Phan Ming Yen is at present Chief Operating Officer of TRCL, a not-for profit arts organisation. Phan published his debut collection That Night By the Beach and Other Stories for a Film Score (Ethos Books) in 2012. He is also one of the four writers in the collaborative writing projects, The Adopted: Stories from Angkor (2015) and Lost Bodies: Poems Between Portugal and Home (2016), while other short stories have appeared in Quarterly Literary Review Singapore.

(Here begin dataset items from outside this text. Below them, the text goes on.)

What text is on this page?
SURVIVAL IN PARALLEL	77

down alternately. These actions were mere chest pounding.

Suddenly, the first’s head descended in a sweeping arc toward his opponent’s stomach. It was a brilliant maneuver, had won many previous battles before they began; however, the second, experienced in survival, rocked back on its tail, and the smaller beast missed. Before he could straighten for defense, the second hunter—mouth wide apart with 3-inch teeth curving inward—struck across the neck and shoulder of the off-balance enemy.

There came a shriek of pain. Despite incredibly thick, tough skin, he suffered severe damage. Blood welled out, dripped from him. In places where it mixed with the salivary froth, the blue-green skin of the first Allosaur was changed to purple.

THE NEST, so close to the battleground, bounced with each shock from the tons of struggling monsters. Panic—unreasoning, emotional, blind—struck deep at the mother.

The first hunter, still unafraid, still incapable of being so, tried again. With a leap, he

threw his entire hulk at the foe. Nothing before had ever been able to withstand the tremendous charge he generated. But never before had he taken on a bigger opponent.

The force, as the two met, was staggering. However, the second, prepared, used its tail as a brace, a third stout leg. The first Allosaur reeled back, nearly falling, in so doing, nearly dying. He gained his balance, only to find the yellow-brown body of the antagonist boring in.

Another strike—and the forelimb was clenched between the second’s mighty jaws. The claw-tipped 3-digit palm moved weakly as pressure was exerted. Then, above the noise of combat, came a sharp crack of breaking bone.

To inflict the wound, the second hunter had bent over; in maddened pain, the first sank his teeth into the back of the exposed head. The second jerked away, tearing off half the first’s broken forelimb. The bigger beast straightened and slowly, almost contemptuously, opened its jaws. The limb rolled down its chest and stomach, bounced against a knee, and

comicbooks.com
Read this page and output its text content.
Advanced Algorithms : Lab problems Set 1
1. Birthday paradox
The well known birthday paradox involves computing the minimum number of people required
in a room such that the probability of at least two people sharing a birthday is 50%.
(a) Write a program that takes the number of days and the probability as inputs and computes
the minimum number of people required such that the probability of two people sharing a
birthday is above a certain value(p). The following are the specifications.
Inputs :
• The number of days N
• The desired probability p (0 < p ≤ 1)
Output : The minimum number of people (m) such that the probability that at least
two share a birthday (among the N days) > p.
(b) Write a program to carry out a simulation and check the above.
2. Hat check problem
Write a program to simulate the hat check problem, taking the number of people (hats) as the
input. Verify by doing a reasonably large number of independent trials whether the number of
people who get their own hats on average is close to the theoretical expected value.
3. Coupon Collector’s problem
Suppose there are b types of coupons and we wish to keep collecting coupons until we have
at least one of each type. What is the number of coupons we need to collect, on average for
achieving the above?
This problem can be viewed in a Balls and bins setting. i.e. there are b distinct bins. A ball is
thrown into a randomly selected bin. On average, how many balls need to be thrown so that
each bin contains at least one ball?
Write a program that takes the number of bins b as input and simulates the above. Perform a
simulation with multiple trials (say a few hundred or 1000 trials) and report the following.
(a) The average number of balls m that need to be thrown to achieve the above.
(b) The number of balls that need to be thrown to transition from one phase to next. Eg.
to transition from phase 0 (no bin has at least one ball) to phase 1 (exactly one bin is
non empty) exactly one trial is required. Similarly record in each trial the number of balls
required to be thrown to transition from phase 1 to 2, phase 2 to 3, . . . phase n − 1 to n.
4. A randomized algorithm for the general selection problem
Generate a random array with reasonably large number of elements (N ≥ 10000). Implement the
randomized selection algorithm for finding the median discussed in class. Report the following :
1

Phan has also written on the history of music in Singapore in Cultural Connections, the journal of the Culture Academy of the Ministry of Culture, Communications and Youth and in Singapore Soundscape: Musical Renaissance of a Global City.  

Paradise Lost: Paradise Regained

I.           Eve

 

faith uncaged step by step from these pages,

the disciples tried to hide the truth

 

that Eve first left Eden,

the saints reworked this truth

 

the taste of that apple,

the apostles did not tell the truth

 

and Man forgets all truth

with Woman’s first words of goodbye:

 

“I leave you in the garden burning breathless” 

 

 

II.         The Scribe 

 

to cage and burn every page. 

 

senseless within lines

of another attempt

to rewrite

 

please, the poet begs please

unscramble this catacomb of sleeping memories

 

 

III.        Adam

 

pages burnt, memories buried,

 

I finally wake

 

to

no body

no one

only

heaven

 

 

(within this blue mosaic, finally

 

space to live)

Silence

(homage to Shusaku Endo)

I.            Before the Fumi-e

 

Black and blue, these strapped up limbs,

except for his legs which his jailors kept

free for him to step on the fumi-e

 

as the cool of the Virgin’s smile

streaks up his swollen toe

 

his tormentor asks, laughing:

 

“Pain or ecstasy what’s your pleasure?”

 

 

II.           The Silent Night

 

Aflame in black ecstasy, orders extinguished:

after death

how will I know my love was true,

this sacrifice not an exercise in vanity?

 

wind that stalks these corridors

leaves with my breath

 

questions that tear the flesh

return after each prayer

 

an eternity of kneeling

will not wash away the

blood dripped into the

pit of excrement

 

 

 

Is what He is asking for

this body of lost confessions looking for the sun? 

St Anthony’s Fire

 

the saint:                The sun orders flames in skies,

fishes line up

to listen to my hand

that has turned against me

 

a thousand ants 

choke my words

which

these black fingers

refuse to carry

 

the heretic:             freed by his words

they would never know

the burning of skin

the longing of lips for air:

 

if hell is a deep blue sea

I want to weave as sardines in oceans

Author's Note:

These three poems were published in the collaborative writing project, Lost Bodies: Poems between Portugal and Home, by Heng Siok Tian, Phan Ming Yen, Yong Shu Hoong and

Yeow Kai Chai (Singapore: Ethos Books, 2016).